Фрида молча кивнула.

— Тогда уходи, — приказал К. Пепи.

— Но…

— Никаких но. Уходи. Если спросят, скажешь, землемер велел уйти. — Он схватил ее за плечо, не грубо, но крепко, чтобы не вырвалась, и подтолкнул к дверям. Пепи сопротивлялась отчаянно и оказалась неожиданно сильной, — как ни старался К., ему не удалось заставить ее сделать хотя бы шаг. — Уходи, — повторил он, тяжело дыша. — Или хочешь, чтобы я попросил навести справки в Замке и выяснить, кто дал тебе поручение? — Он отпустил Пепи. — Пожалуй, это самое лучшее — навести справки. Где тут телефон?

— А вы, что ли, номер знаете?

— Номер у меня записан. — К. порылся в карманах, нашел какую-то бумажку и сунул ее под нос Пепи. Фрида, глядя на них, едва заметно качала головой. — Вот! — К. повертел бумажку, держа ее так, чтобы Пепи ее видела, но не могла ничего прочесть.

— Вправду, что ли, хотите позвонить в Замок? — Пепи вытянула шею, но приблизиться не посмела. — Там не снимут трубку. А если даже снимут, на ваш вопрос не ответят.

— Почему?

— Потому что… — Она подыскивала объяснение, которое убедило бы К. Было совершенно очевидно, если К. позвонит в Замок и спросит о Пепи, ответ ему дадут, причем такой, что Пепи окажется в затруднительном положении. Она кусала ногти, прикрывая рот рукой, и переминалась с ноги на ногу. Потом повторила: — Потому что… — Но, видимо, не придумала, как помешать К. исполнить угрозу, а в этом случае Пепи не ожидало ничего хорошего, и она это понимала. Не пытаясь что-либо объяснить, она опрометью выбежала за дверь.

К. вдогонку ей замахал руками, словно птичница, прогоняющая кур из огорода.

— И чтоб никто больше сюда не показывался! — крикнул он ей вслед.

Избегая недоумевающего взгляда Фриды, он отошел к стойке, над которой горела керосиновая лампа.

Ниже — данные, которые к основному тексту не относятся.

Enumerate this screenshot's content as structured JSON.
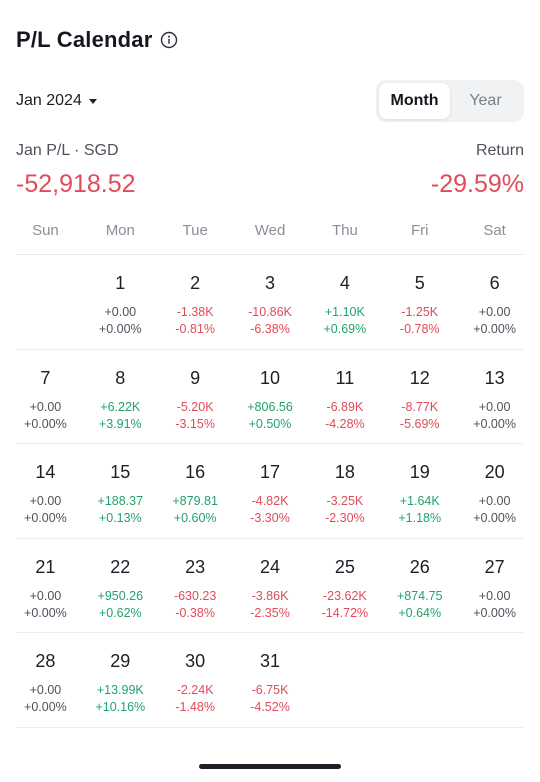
{
  "header": {
    "title": "P/L Calendar",
    "info_icon": "info-circle-icon"
  },
  "period": {
    "label": "Jan 2024",
    "caret_icon": "caret-down-icon"
  },
  "toggle": {
    "options": [
      "Month",
      "Year"
    ],
    "selected": "Month"
  },
  "summary": {
    "pl_label": "Jan P/L · SGD",
    "pl_value": "-52,918.52",
    "return_label": "Return",
    "return_value": "-29.59%"
  },
  "weekdays": [
    "Sun",
    "Mon",
    "Tue",
    "Wed",
    "Thu",
    "Fri",
    "Sat"
  ],
  "colors": {
    "positive": "#22a26b",
    "negative": "#e14b5a",
    "neutral": "#4d525b"
  },
  "weeks": [
    [
      null,
      {
        "day": "1",
        "abs": "+0.00",
        "pct": "+0.00%",
        "tone": "zero"
      },
      {
        "day": "2",
        "abs": "-1.38K",
        "pct": "-0.81%",
        "tone": "neg"
      },
      {
        "day": "3",
        "abs": "-10.86K",
        "pct": "-6.38%",
        "tone": "neg"
      },
      {
        "day": "4",
        "abs": "+1.10K",
        "pct": "+0.69%",
        "tone": "pos"
      },
      {
        "day": "5",
        "abs": "-1.25K",
        "pct": "-0.78%",
        "tone": "neg"
      },
      {
        "day": "6",
        "abs": "+0.00",
        "pct": "+0.00%",
        "tone": "zero"
      }
    ],
    [
      {
        "day": "7",
        "abs": "+0.00",
        "pct": "+0.00%",
        "tone": "zero"
      },
      {
        "day": "8",
        "abs": "+6.22K",
        "pct": "+3.91%",
        "tone": "pos"
      },
      {
        "day": "9",
        "abs": "-5.20K",
        "pct": "-3.15%",
        "tone": "neg"
      },
      {
        "day": "10",
        "abs": "+806.56",
        "pct": "+0.50%",
        "tone": "pos"
      },
      {
        "day": "11",
        "abs": "-6.89K",
        "pct": "-4.28%",
        "tone": "neg"
      },
      {
        "day": "12",
        "abs": "-8.77K",
        "pct": "-5.69%",
        "tone": "neg"
      },
      {
        "day": "13",
        "abs": "+0.00",
        "pct": "+0.00%",
        "tone": "zero"
      }
    ],
    [
      {
        "day": "14",
        "abs": "+0.00",
        "pct": "+0.00%",
        "tone": "zero"
      },
      {
        "day": "15",
        "abs": "+188.37",
        "pct": "+0.13%",
        "tone": "pos"
      },
      {
        "day": "16",
        "abs": "+879.81",
        "pct": "+0.60%",
        "tone": "pos"
      },
      {
        "day": "17",
        "abs": "-4.82K",
        "pct": "-3.30%",
        "tone": "neg"
      },
      {
        "day": "18",
        "abs": "-3.25K",
        "pct": "-2.30%",
        "tone": "neg"
      },
      {
        "day": "19",
        "abs": "+1.64K",
        "pct": "+1.18%",
        "tone": "pos"
      },
      {
        "day": "20",
        "abs": "+0.00",
        "pct": "+0.00%",
        "tone": "zero"
      }
    ],
    [
      {
        "day": "21",
        "abs": "+0.00",
        "pct": "+0.00%",
        "tone": "zero"
      },
      {
        "day": "22",
        "abs": "+950.26",
        "pct": "+0.62%",
        "tone": "pos"
      },
      {
        "day": "23",
        "abs": "-630.23",
        "pct": "-0.38%",
        "tone": "neg"
      },
      {
        "day": "24",
        "abs": "-3.86K",
        "pct": "-2.35%",
        "tone": "neg"
      },
      {
        "day": "25",
        "abs": "-23.62K",
        "pct": "-14.72%",
        "tone": "neg"
      },
      {
        "day": "26",
        "abs": "+874.75",
        "pct": "+0.64%",
        "tone": "pos"
      },
      {
        "day": "27",
        "abs": "+0.00",
        "pct": "+0.00%",
        "tone": "zero"
      }
    ],
    [
      {
        "day": "28",
        "abs": "+0.00",
        "pct": "+0.00%",
        "tone": "zero"
      },
      {
        "day": "29",
        "abs": "+13.99K",
        "pct": "+10.16%",
        "tone": "pos"
      },
      {
        "day": "30",
        "abs": "-2.24K",
        "pct": "-1.48%",
        "tone": "neg"
      },
      {
        "day": "31",
        "abs": "-6.75K",
        "pct": "-4.52%",
        "tone": "neg"
      },
      null,
      null,
      null
    ]
  ]
}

В этом тусклом свете он разглядел другие лампы на столах и все их зажег.

— Хочу посмотреть, где мы находимся, — пояснил он и, взяв одну лампу, прошел вдоль зала, пересчитывая столы и лавки, — их было очень много, в праздничные дни в зале могла собраться добрая половина Деревни. Потом К. осветил стену, открыл дверь в коридор, хотя его не интересовало, что там находится, постучал по пивным бочонкам, — некоторые, судя по звуку, стояли пустыми, в других было пиво. Он провел пальцем по краю их круглых донышек, соскреб ногтем приставшие кое-где крошки, посветил лампой на пол. Огромный пустой зал с голыми стенами наводил тоску, и К. почувствовал легкий озноб. Фрида издали смотрела на него, однако по ее глазам невозможно было угадать, о чем она думает, глядя на К. Наконец он остановился перед дверью, которая оказалась запертой. Он слегка подергал ручку и, так как дверь не поддалась, сел неподалеку на одном из бочонков.

— Ты совсем ничего не помнишь? — послышался из темноты голос Фриды.

К. пожал плечами:

— Значит, все началось здесь?

— Ну как же ты мог забыть даже это!

— С моими воспоминаниями дела обстоят довольно плачевно.

— Плачевно? Скорей, дело безнадежное.